A Remote Russian Village Isn’t the Place to Be, or Is It? Posted by Jenya on Apr 8, 2014 in Culture, Russian life, when in Russia
After going through the pictures from my last trip to Russia, I decided to put together a post about rural Russia. What is life like on the outskirts of Russia? What does a typical Russian village look like and what do people do there? If you want to find out, read on!
As an example, I am going to use a village that is very special to me: this is where my mother was born and grew up, where my grandmother lives, and where I used to go to spend my summers. Despite the fact that I am a city girl, I used to think that this was the best place on earth, the place I always looked forward to visiting. This place has a special meaning because of the people and events I associate it with. I would never want to live in this village but I am happy to have all the sweet memories of childhood and early youth that go back there and I wouldn’t have it any other way. OK, enough nostalgia, let’s move on to the specifics :-).
You might wonder what the cows are doing in the first image of this post. Let me explain. The event captured in the photo is Village Day, a massive yearly celebration, sort of like a street fair, with a cookout, kid’s attractions (pictured), beer and a concert at the local cultural center. The cows are on their way home from the pasture. Most villagers own cows and other animals. All the cows of the village make up the village herd. During the warm months, the cows are pastured 100% of the time. That means every morning, around 5 am all the villagers let out their cows from their stalls, the cows are gathered up by the cowboy and led out to the pastures until 9 pm. In the evening the heard is brought back to the village and the cows are met and led back to their stalls by the owner, the heard parades through the village every single day, so the cows in the image are just cows on their way back home :-).
During the cold months, the cows stay in the stalls and eat hay. In other words, all the cows in Russian villages are “grass fed beef,” not too bad, the way I see it. The pigs, which are also very common, are usually fed table scraps (помои): any and all food leftovers and byproducts such as potato peels, stale bread, egg shells, watermelon rind, etc.
The animals are kept in a structure called сарай — a building that is not too easy on the eyes, with several rooms to accommodate different animals. Children usually have to help parents with chores and animal upkeep from an early age. If you live in your own house, сарай is usually adjacent to it, however, if you live in an apartment building or your yard is not big enough, you can have a сарай on the outskirts of the village; usually they form big сарай cluster. This is what a typical сарай looks like.
Below are 3 dwelling images: an average stand alone house (wooden exteriors are, perhaps, even more popular than the one pictured); an apartment building (these particular ones were built in the 50s, without running water or sewer communications, so you have to have an outhouse in your back yard or share one with the building 🙁 ); and a local businessman’s house – the best house in this village 🙂
Daily life of a typical villager is pretty hard and monotonous. The jobs are scarce and the pay is pretty low. This is the main reason why a lot of young people move out to the nearest cities. The ones who don’t frequently resort to alcohol.

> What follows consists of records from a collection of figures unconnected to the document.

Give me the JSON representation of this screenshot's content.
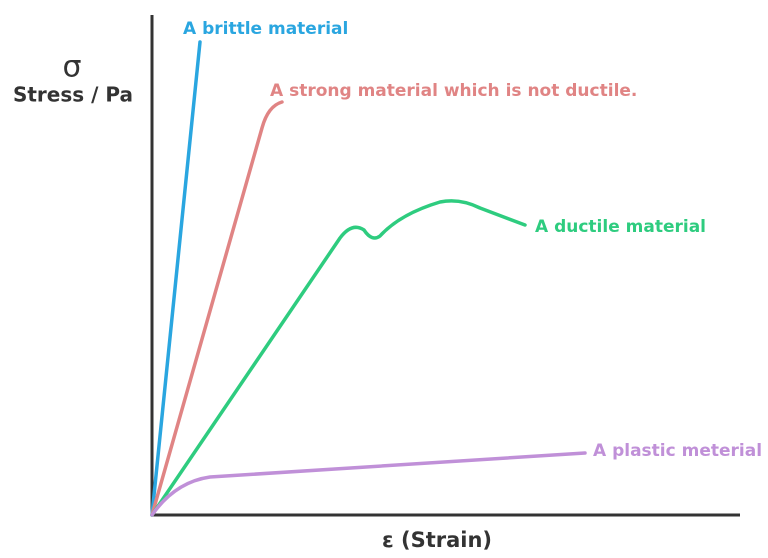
{
  "axes": {
    "y_symbol": "σ",
    "y_label": "Stress / Pa",
    "x_label": "ε (Strain)"
  },
  "curves": [
    {
      "label": "A brittle material"
    },
    {
      "label": "A strong material which is not ductile."
    },
    {
      "label": "A ductile material"
    },
    {
      "label": "A plastic meterial"
    }
  ]
}
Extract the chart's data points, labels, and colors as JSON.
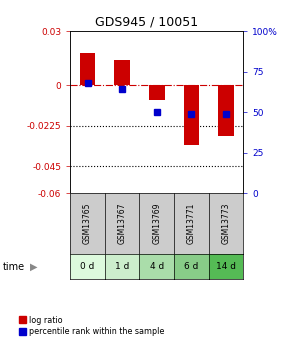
{
  "title": "GDS945 / 10051",
  "samples": [
    "GSM13765",
    "GSM13767",
    "GSM13769",
    "GSM13771",
    "GSM13773"
  ],
  "time_labels": [
    "0 d",
    "1 d",
    "4 d",
    "6 d",
    "14 d"
  ],
  "log_ratios": [
    0.018,
    0.014,
    -0.008,
    -0.033,
    -0.028
  ],
  "percentile_ranks": [
    68,
    64,
    50,
    49,
    49
  ],
  "bar_color": "#cc0000",
  "dot_color": "#0000cc",
  "ylim_left": [
    -0.06,
    0.03
  ],
  "ylim_right": [
    0,
    100
  ],
  "yticks_left": [
    0.03,
    0,
    -0.0225,
    -0.045,
    -0.06
  ],
  "ytick_labels_left": [
    "0.03",
    "0",
    "-0.0225",
    "-0.045",
    "-0.06"
  ],
  "yticks_right": [
    100,
    75,
    50,
    25,
    0
  ],
  "bg_color_gsm": "#cccccc",
  "time_row_colors": [
    "#ddffdd",
    "#cceecc",
    "#aaddaa",
    "#88cc88",
    "#55bb55"
  ],
  "legend_bar_label": "log ratio",
  "legend_dot_label": "percentile rank within the sample"
}
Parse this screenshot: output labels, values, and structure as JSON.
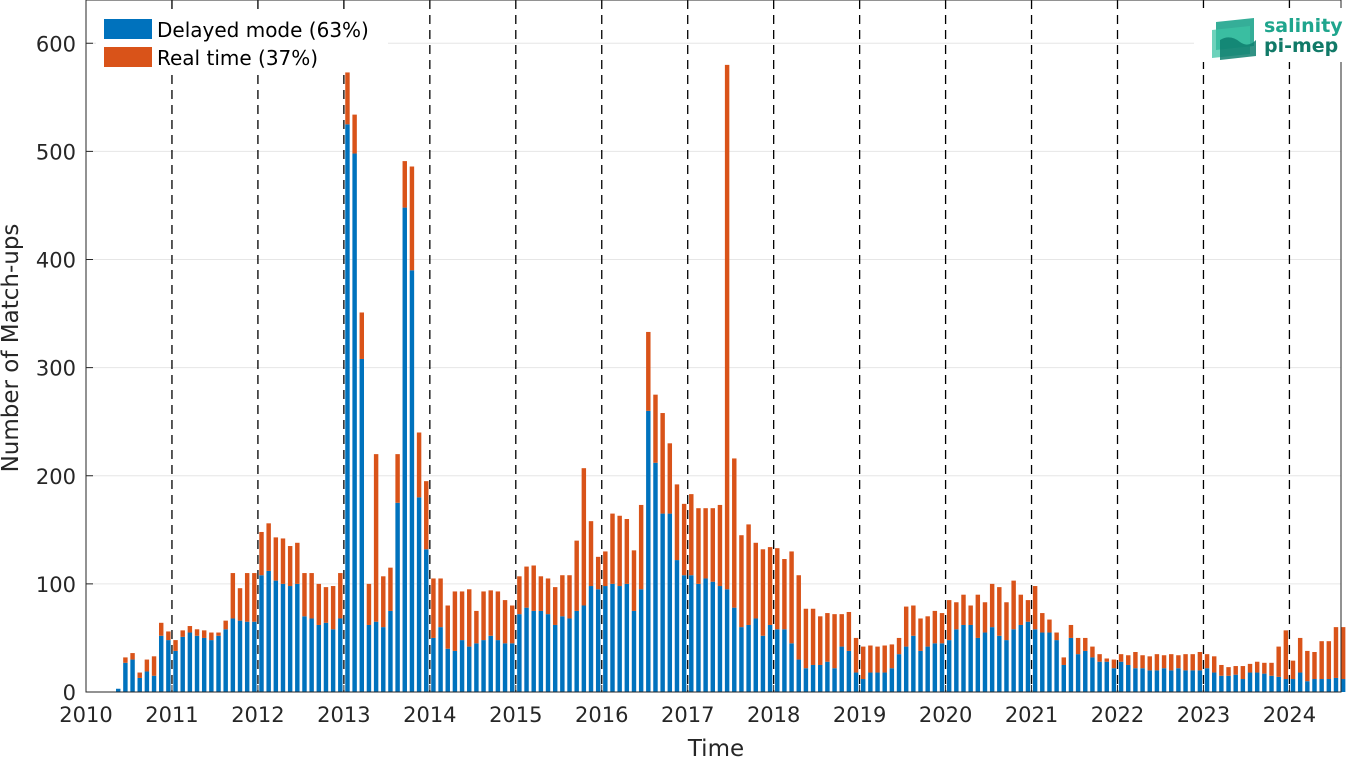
{
  "chart_data": {
    "type": "bar",
    "stacked": true,
    "xlabel": "Time",
    "ylabel": "Number of Match-ups",
    "xlim": [
      2010.0,
      2024.6
    ],
    "ylim": [
      0,
      640
    ],
    "x_ticks": [
      2010,
      2011,
      2012,
      2013,
      2014,
      2015,
      2016,
      2017,
      2018,
      2019,
      2020,
      2021,
      2022,
      2023,
      2024
    ],
    "y_ticks": [
      0,
      100,
      200,
      300,
      400,
      500,
      600
    ],
    "grid": "horizontal",
    "year_separators": "dashed vertical lines at each year",
    "legend_position": "top-left",
    "start": "2010-05",
    "series": [
      {
        "name": "Delayed mode (63%)",
        "color": "#0072BD",
        "values": [
          3,
          27,
          30,
          13,
          19,
          15,
          52,
          48,
          38,
          51,
          55,
          52,
          50,
          48,
          52,
          58,
          68,
          66,
          65,
          65,
          108,
          112,
          103,
          100,
          98,
          100,
          70,
          68,
          62,
          64,
          58,
          68,
          525,
          498,
          308,
          62,
          65,
          60,
          75,
          175,
          448,
          390,
          180,
          132,
          50,
          60,
          40,
          38,
          48,
          42,
          45,
          48,
          52,
          48,
          45,
          45,
          72,
          78,
          75,
          75,
          72,
          62,
          70,
          68,
          75,
          80,
          98,
          95,
          98,
          100,
          98,
          100,
          75,
          95,
          260,
          212,
          165,
          165,
          122,
          108,
          108,
          100,
          105,
          102,
          98,
          95,
          78,
          60,
          62,
          68,
          52,
          62,
          58,
          58,
          45,
          30,
          22,
          25,
          25,
          28,
          22,
          42,
          38,
          18,
          12,
          18,
          18,
          18,
          22,
          35,
          42,
          52,
          38,
          42,
          45,
          45,
          48,
          58,
          62,
          62,
          50,
          55,
          60,
          52,
          48,
          58,
          62,
          65,
          58,
          55,
          55,
          48,
          25,
          50,
          35,
          38,
          32,
          28,
          28,
          22,
          28,
          25,
          22,
          22,
          20,
          20,
          22,
          20,
          22,
          20,
          20,
          20,
          22,
          18,
          15,
          15,
          16,
          12,
          18,
          18,
          17,
          15,
          14,
          12,
          12,
          18,
          10,
          12,
          12,
          12,
          13,
          12
        ],
        "description": "monthly counts, stacked bottom"
      },
      {
        "name": "Real time (37%)",
        "color": "#D95319",
        "values": [
          0,
          5,
          6,
          5,
          11,
          18,
          12,
          8,
          10,
          6,
          6,
          6,
          7,
          7,
          3,
          8,
          42,
          30,
          45,
          45,
          40,
          44,
          40,
          42,
          37,
          38,
          40,
          42,
          38,
          33,
          40,
          42,
          48,
          36,
          43,
          38,
          155,
          47,
          40,
          45,
          43,
          96,
          60,
          63,
          55,
          45,
          40,
          55,
          45,
          53,
          30,
          45,
          42,
          45,
          40,
          35,
          35,
          38,
          42,
          32,
          33,
          35,
          38,
          40,
          65,
          127,
          60,
          30,
          32,
          65,
          65,
          60,
          56,
          78,
          73,
          63,
          93,
          65,
          70,
          66,
          75,
          70,
          65,
          68,
          75,
          485,
          138,
          85,
          93,
          70,
          80,
          72,
          75,
          65,
          85,
          78,
          55,
          52,
          45,
          45,
          50,
          30,
          36,
          32,
          30,
          25,
          24,
          25,
          22,
          15,
          37,
          28,
          30,
          28,
          30,
          28,
          37,
          25,
          28,
          18,
          40,
          28,
          40,
          45,
          35,
          45,
          28,
          20,
          40,
          18,
          12,
          7,
          7,
          12,
          15,
          12,
          10,
          7,
          3,
          8,
          7,
          9,
          15,
          12,
          13,
          15,
          12,
          15,
          12,
          15,
          15,
          17,
          13,
          15,
          10,
          8,
          8,
          12,
          8,
          10,
          10,
          12,
          28,
          45,
          17,
          32,
          28,
          25,
          35,
          35,
          47,
          48
        ]
      }
    ]
  },
  "logo": {
    "line1": "salinity",
    "line2": "pi-mep"
  }
}
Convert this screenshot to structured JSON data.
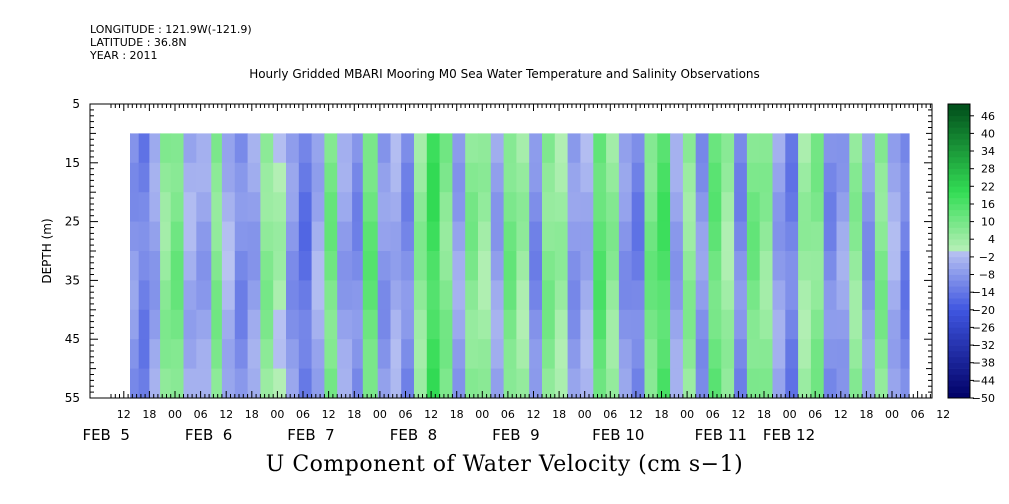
{
  "meta": {
    "longitude": "LONGITUDE : 121.9W(-121.9)",
    "latitude": "LATITUDE : 36.8N",
    "year": "YEAR : 2011"
  },
  "chart_data": {
    "type": "heatmap",
    "title": "Hourly Gridded MBARI Mooring M0 Sea Water Temperature and Salinity Observations",
    "xlabel": "U Component of Water Velocity (cm s−1)",
    "ylabel": "DEPTH (m)",
    "ylim": [
      5,
      55
    ],
    "y_inverted": true,
    "y_ticks": [
      5,
      15,
      25,
      35,
      45,
      55
    ],
    "data_depth_range": [
      10,
      55
    ],
    "x_hour_range": [
      0,
      212
    ],
    "x_tick_hours": [
      12,
      18,
      24,
      30,
      36,
      42,
      48,
      54,
      60,
      66,
      72,
      78,
      84,
      90,
      96,
      102,
      108,
      114,
      120,
      126,
      132,
      138,
      144,
      150,
      156,
      162,
      168,
      174,
      180,
      186,
      192,
      198,
      204
    ],
    "x_tick_labels": [
      "12",
      "18",
      "00",
      "06",
      "12",
      "18",
      "00",
      "06",
      "12",
      "18",
      "00",
      "06",
      "12",
      "18",
      "00",
      "06",
      "12",
      "18",
      "00",
      "06",
      "12",
      "18",
      "00",
      "06",
      "12",
      "18",
      "00",
      "06",
      "12",
      "18",
      "00",
      "06",
      "12"
    ],
    "x_tick_sparse_start": 0,
    "date_labels": [
      {
        "text": "FEB  5",
        "hour": 6
      },
      {
        "text": "FEB  6",
        "hour": 30
      },
      {
        "text": "FEB  7",
        "hour": 54
      },
      {
        "text": "FEB  8",
        "hour": 78
      },
      {
        "text": "FEB  9",
        "hour": 102
      },
      {
        "text": "FEB 10",
        "hour": 126
      },
      {
        "text": "FEB 11",
        "hour": 150
      },
      {
        "text": "FEB 12",
        "hour": 166
      }
    ],
    "colorbar_levels": [
      -50,
      -48,
      -46,
      -44,
      -42,
      -40,
      -38,
      -36,
      -34,
      -32,
      -30,
      -28,
      -26,
      -24,
      -22,
      -20,
      -18,
      -16,
      -14,
      -12,
      -10,
      -8,
      -6,
      -4,
      -2,
      0,
      2,
      4,
      6,
      8,
      10,
      12,
      14,
      16,
      18,
      20,
      22,
      24,
      26,
      28,
      30,
      32,
      34,
      36,
      38,
      40,
      42,
      44,
      46,
      48,
      50
    ],
    "colorbar_labels": [
      "46",
      "40",
      "34",
      "28",
      "22",
      "16",
      "10",
      "4",
      "−2",
      "−8",
      "−14",
      "−20",
      "−26",
      "−32",
      "−38",
      "−44",
      "−50"
    ],
    "colorbar_label_values": [
      46,
      40,
      34,
      28,
      22,
      16,
      10,
      4,
      -2,
      -8,
      -14,
      -20,
      -26,
      -32,
      -38,
      -44,
      -50
    ],
    "colors": {
      "neg_deep": "#000066",
      "neg_mid": "#3f56e0",
      "neg_light": "#b9c3f2",
      "pos_light": "#b8f0b8",
      "pos_mid": "#33dd55",
      "pos_deep": "#004d1a"
    },
    "bands": [
      {
        "h": 0.0,
        "v": -6
      },
      {
        "h": 3.0,
        "v": 3
      },
      {
        "h": 6.0,
        "v": -8
      },
      {
        "h": 9.5,
        "v": -12
      },
      {
        "h": 12.0,
        "v": -6
      },
      {
        "h": 14.5,
        "v": 6
      },
      {
        "h": 17.0,
        "v": 10
      },
      {
        "h": 20.0,
        "v": -4
      },
      {
        "h": 23.0,
        "v": -6
      },
      {
        "h": 26.5,
        "v": 8
      },
      {
        "h": 29.0,
        "v": -3
      },
      {
        "h": 32.0,
        "v": -10
      },
      {
        "h": 35.0,
        "v": -6
      },
      {
        "h": 38.0,
        "v": 7
      },
      {
        "h": 41.0,
        "v": 2
      },
      {
        "h": 44.0,
        "v": -8
      },
      {
        "h": 47.0,
        "v": -14
      },
      {
        "h": 50.0,
        "v": -4
      },
      {
        "h": 53.0,
        "v": 10
      },
      {
        "h": 56.0,
        "v": -6
      },
      {
        "h": 59.5,
        "v": -10
      },
      {
        "h": 62.0,
        "v": 12
      },
      {
        "h": 65.5,
        "v": -8
      },
      {
        "h": 68.5,
        "v": -4
      },
      {
        "h": 71.0,
        "v": -10
      },
      {
        "h": 74.0,
        "v": 6
      },
      {
        "h": 77.0,
        "v": 18
      },
      {
        "h": 80.0,
        "v": 8
      },
      {
        "h": 83.0,
        "v": -6
      },
      {
        "h": 86.0,
        "v": 8
      },
      {
        "h": 89.0,
        "v": 4
      },
      {
        "h": 92.0,
        "v": -6
      },
      {
        "h": 95.0,
        "v": 10
      },
      {
        "h": 98.0,
        "v": 4
      },
      {
        "h": 101.0,
        "v": -10
      },
      {
        "h": 104.0,
        "v": 8
      },
      {
        "h": 107.0,
        "v": 4
      },
      {
        "h": 110.0,
        "v": -8
      },
      {
        "h": 113.0,
        "v": -4
      },
      {
        "h": 116.0,
        "v": 14
      },
      {
        "h": 119.0,
        "v": 6
      },
      {
        "h": 122.0,
        "v": -8
      },
      {
        "h": 125.0,
        "v": -12
      },
      {
        "h": 128.0,
        "v": 10
      },
      {
        "h": 131.0,
        "v": 16
      },
      {
        "h": 134.0,
        "v": -6
      },
      {
        "h": 137.0,
        "v": 6
      },
      {
        "h": 140.0,
        "v": -8
      },
      {
        "h": 143.0,
        "v": 12
      },
      {
        "h": 146.0,
        "v": 4
      },
      {
        "h": 149.0,
        "v": -10
      },
      {
        "h": 152.0,
        "v": 10
      },
      {
        "h": 155.0,
        "v": 6
      },
      {
        "h": 158.0,
        "v": -6
      },
      {
        "h": 161.0,
        "v": -12
      },
      {
        "h": 164.0,
        "v": 4
      },
      {
        "h": 167.0,
        "v": 8
      },
      {
        "h": 170.0,
        "v": -10
      },
      {
        "h": 173.0,
        "v": -6
      },
      {
        "h": 176.0,
        "v": 6
      },
      {
        "h": 179.0,
        "v": -8
      },
      {
        "h": 182.0,
        "v": 8
      },
      {
        "h": 185.0,
        "v": -4
      },
      {
        "h": 188.0,
        "v": -12
      }
    ]
  }
}
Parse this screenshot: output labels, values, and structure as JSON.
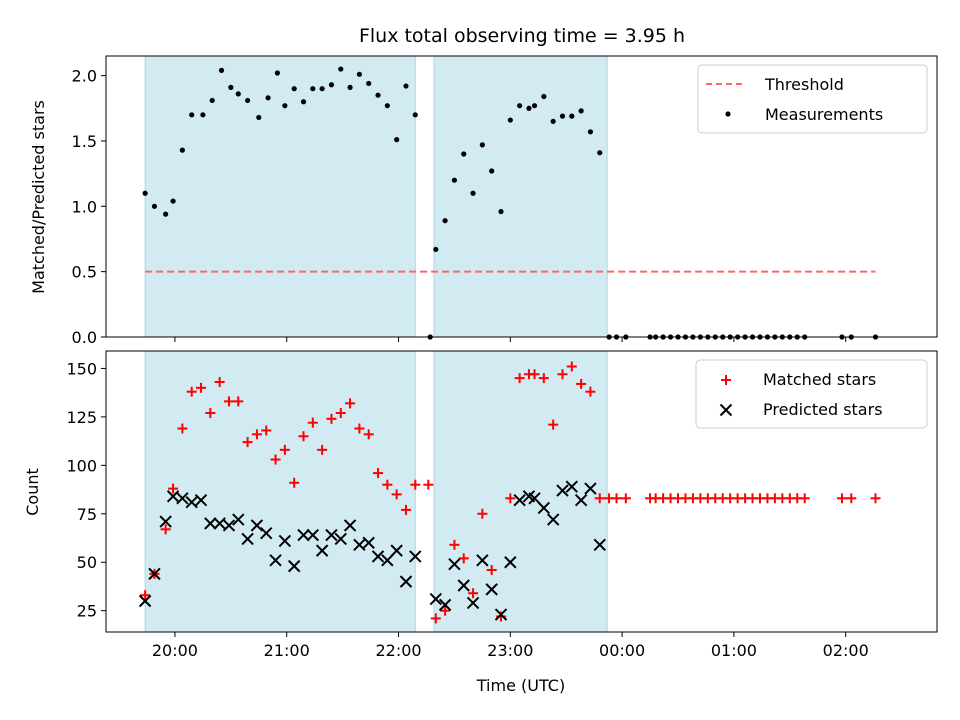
{
  "colors": {
    "band": "#add8e6",
    "threshold": "#ff6666",
    "measurement": "#000000",
    "matched": "#ff0000",
    "predicted": "#000000"
  },
  "chart_data": [
    {
      "type": "scatter",
      "title": "Flux total observing time = 3.95 h",
      "xlabel": "",
      "ylabel": "Matched/Predicted stars",
      "ylim": [
        0,
        2.15
      ],
      "yticks": [
        0.0,
        0.5,
        1.0,
        1.5,
        2.0
      ],
      "ytick_labels": [
        "0.0",
        "0.5",
        "1.0",
        "1.5",
        "2.0"
      ],
      "xlim": [
        "19:23",
        "02:49"
      ],
      "xticks": [
        "20:00",
        "21:00",
        "22:00",
        "23:00",
        "00:00",
        "01:00",
        "02:00"
      ],
      "xtick_labels": [],
      "shaded_intervals": [
        [
          "19:44",
          "22:09"
        ],
        [
          "22:19",
          "23:52"
        ]
      ],
      "threshold": {
        "name": "Threshold",
        "y": 0.5,
        "x_range": [
          "19:44",
          "02:16"
        ]
      },
      "legend": {
        "position": "top-right",
        "entries": [
          "Threshold",
          "Measurements"
        ]
      },
      "series": [
        {
          "name": "Measurements",
          "marker": "dot",
          "x": [
            "19:44",
            "19:49",
            "19:55",
            "19:59",
            "20:04",
            "20:09",
            "20:15",
            "20:20",
            "20:25",
            "20:30",
            "20:34",
            "20:39",
            "20:45",
            "20:50",
            "20:55",
            "20:59",
            "21:04",
            "21:09",
            "21:14",
            "21:19",
            "21:24",
            "21:29",
            "21:34",
            "21:39",
            "21:44",
            "21:49",
            "21:54",
            "21:59",
            "22:04",
            "22:09",
            "22:17",
            "22:20",
            "22:25",
            "22:30",
            "22:35",
            "22:40",
            "22:45",
            "22:50",
            "22:55",
            "23:00",
            "23:05",
            "23:10",
            "23:13",
            "23:18",
            "23:23",
            "23:28",
            "23:33",
            "23:38",
            "23:43",
            "23:48",
            "23:53",
            "23:57",
            "00:02",
            "00:15",
            "00:18",
            "00:22",
            "00:26",
            "00:30",
            "00:34",
            "00:38",
            "00:42",
            "00:46",
            "00:50",
            "00:54",
            "00:58",
            "01:02",
            "01:06",
            "01:10",
            "01:14",
            "01:18",
            "01:22",
            "01:26",
            "01:30",
            "01:34",
            "01:38",
            "01:58",
            "02:03",
            "02:16"
          ],
          "values": [
            1.1,
            1.0,
            0.94,
            1.04,
            1.43,
            1.7,
            1.7,
            1.81,
            2.04,
            1.91,
            1.86,
            1.81,
            1.68,
            1.83,
            2.02,
            1.77,
            1.9,
            1.8,
            1.9,
            1.9,
            1.93,
            2.05,
            1.91,
            2.01,
            1.94,
            1.85,
            1.77,
            1.51,
            1.92,
            1.7,
            0.0,
            0.67,
            0.89,
            1.2,
            1.4,
            1.1,
            1.47,
            1.27,
            0.96,
            1.66,
            1.77,
            1.75,
            1.77,
            1.84,
            1.65,
            1.69,
            1.69,
            1.73,
            1.57,
            1.41,
            0.0,
            0.0,
            0.0,
            0.0,
            0.0,
            0.0,
            0.0,
            0.0,
            0.0,
            0.0,
            0.0,
            0.0,
            0.0,
            0.0,
            0.0,
            0.0,
            0.0,
            0.0,
            0.0,
            0.0,
            0.0,
            0.0,
            0.0,
            0.0,
            0.0,
            0.0,
            0.0,
            0.0
          ]
        }
      ]
    },
    {
      "type": "scatter",
      "title": "",
      "xlabel": "Time (UTC)",
      "ylabel": "Count",
      "ylim": [
        14,
        159
      ],
      "yticks": [
        25,
        50,
        75,
        100,
        125,
        150
      ],
      "ytick_labels": [
        "25",
        "50",
        "75",
        "100",
        "125",
        "150"
      ],
      "xlim": [
        "19:23",
        "02:49"
      ],
      "xticks": [
        "20:00",
        "21:00",
        "22:00",
        "23:00",
        "00:00",
        "01:00",
        "02:00"
      ],
      "xtick_labels": [
        "20:00",
        "21:00",
        "22:00",
        "23:00",
        "00:00",
        "01:00",
        "02:00"
      ],
      "shaded_intervals": [
        [
          "19:44",
          "22:09"
        ],
        [
          "22:19",
          "23:52"
        ]
      ],
      "legend": {
        "position": "top-right",
        "entries": [
          "Matched stars",
          "Predicted stars"
        ]
      },
      "series": [
        {
          "name": "Matched stars",
          "marker": "plus",
          "x": [
            "19:44",
            "19:49",
            "19:55",
            "19:59",
            "20:04",
            "20:09",
            "20:14",
            "20:19",
            "20:24",
            "20:29",
            "20:34",
            "20:39",
            "20:44",
            "20:49",
            "20:54",
            "20:59",
            "21:04",
            "21:09",
            "21:14",
            "21:19",
            "21:24",
            "21:29",
            "21:34",
            "21:39",
            "21:44",
            "21:49",
            "21:54",
            "21:59",
            "22:04",
            "22:09",
            "22:16",
            "22:20",
            "22:25",
            "22:30",
            "22:35",
            "22:40",
            "22:45",
            "22:50",
            "22:55",
            "23:00",
            "23:05",
            "23:10",
            "23:13",
            "23:18",
            "23:23",
            "23:28",
            "23:33",
            "23:38",
            "23:43",
            "23:48",
            "23:53",
            "23:57",
            "00:02",
            "00:15",
            "00:18",
            "00:22",
            "00:26",
            "00:30",
            "00:34",
            "00:38",
            "00:42",
            "00:46",
            "00:50",
            "00:54",
            "00:58",
            "01:02",
            "01:06",
            "01:10",
            "01:14",
            "01:18",
            "01:22",
            "01:26",
            "01:30",
            "01:34",
            "01:38",
            "01:58",
            "02:03",
            "02:16"
          ],
          "values": [
            33,
            44,
            67,
            88,
            119,
            138,
            140,
            127,
            143,
            133,
            133,
            112,
            116,
            118,
            103,
            108,
            91,
            115,
            122,
            108,
            124,
            127,
            132,
            119,
            116,
            96,
            90,
            85,
            77,
            90,
            90,
            21,
            25,
            59,
            52,
            34,
            75,
            46,
            22,
            83,
            145,
            147,
            147,
            145,
            121,
            147,
            151,
            142,
            138,
            83,
            83,
            83,
            83,
            83,
            83,
            83,
            83,
            83,
            83,
            83,
            83,
            83,
            83,
            83,
            83,
            83,
            83,
            83,
            83,
            83,
            83,
            83,
            83,
            83,
            83,
            83,
            83,
            83
          ]
        },
        {
          "name": "Predicted stars",
          "marker": "x",
          "x": [
            "19:44",
            "19:49",
            "19:55",
            "19:59",
            "20:04",
            "20:09",
            "20:14",
            "20:19",
            "20:24",
            "20:29",
            "20:34",
            "20:39",
            "20:44",
            "20:49",
            "20:54",
            "20:59",
            "21:04",
            "21:09",
            "21:14",
            "21:19",
            "21:24",
            "21:29",
            "21:34",
            "21:39",
            "21:44",
            "21:49",
            "21:54",
            "21:59",
            "22:04",
            "22:09",
            "22:20",
            "22:25",
            "22:30",
            "22:35",
            "22:40",
            "22:45",
            "22:50",
            "22:55",
            "23:00",
            "23:05",
            "23:10",
            "23:13",
            "23:18",
            "23:23",
            "23:28",
            "23:33",
            "23:38",
            "23:43",
            "23:48"
          ],
          "values": [
            30,
            44,
            71,
            84,
            83,
            81,
            82,
            70,
            70,
            69,
            72,
            62,
            69,
            65,
            51,
            61,
            48,
            64,
            64,
            56,
            64,
            62,
            69,
            59,
            60,
            53,
            51,
            56,
            40,
            53,
            31,
            28,
            49,
            38,
            29,
            51,
            36,
            23,
            50,
            82,
            84,
            83,
            78,
            72,
            87,
            89,
            82,
            88,
            59
          ]
        }
      ]
    }
  ]
}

On the inside, absence of running water is still very common. However, the situation in a lot of villages has taken a turn for the better. With the small businesses slowly growing across the country, adding a personal well and sewer is certainly an option. Many villagers did just that in my grandma’s village in the last 5 years. Below is a picture of a typical washroom or санузел, a room where you can wash your face, dishes, and do any other cleaning activities.
Most of the cooking is still done from scratch. A lot of the villagers rely on their livestock for food: meat from their cows, pigs, chickens or ducks; milk, cottage cheese, and cream from the cows. Agriculture is also a very important part of their life. Absolute majority have a yard, some have several plots of land, where they grow their vegetables and fruit. A lot of people have cellars (an underground hole with a door, погреб in Russian); that is where all of your winter provisions, such as potatoes, jams and pickled goods, are stored. Depending on the size of the village, there is usually at least one or two stores. This is where you can always buy all your food, if you need to. You also have the option to purchase stuff from other villagers, which is what a lot of people still do. Villages that are big enough have some sort of an art/culture facility/club, typically it is called дом культуры. This the place where all cultural events and celebrations take place.
My grandmother, who is currently 86 years old, still does most of the things herself. There is a social worker who comes in once a week to do any chores that need to be done but my grandmother is not satisfied with the quality of her work, so she lets her pick up whatever groceries and refill her water buckets (you have to get water outside at the pump) but chooses to do the laundry and cooking herself.
She also still maintains a little garden every summer, even though for the last 10 years she’s been saying that she is too old for that. In her defense, she is a workaholic and it does not mean that all Russian villagers are like that (but a lot of them are :-)). When asked if she would like to move to the city and live with one of her children, she says she likes to visit but she loves the village and there is no place she would rather be. I guess there is no place like home, even if your home is in a remote Russian village :-).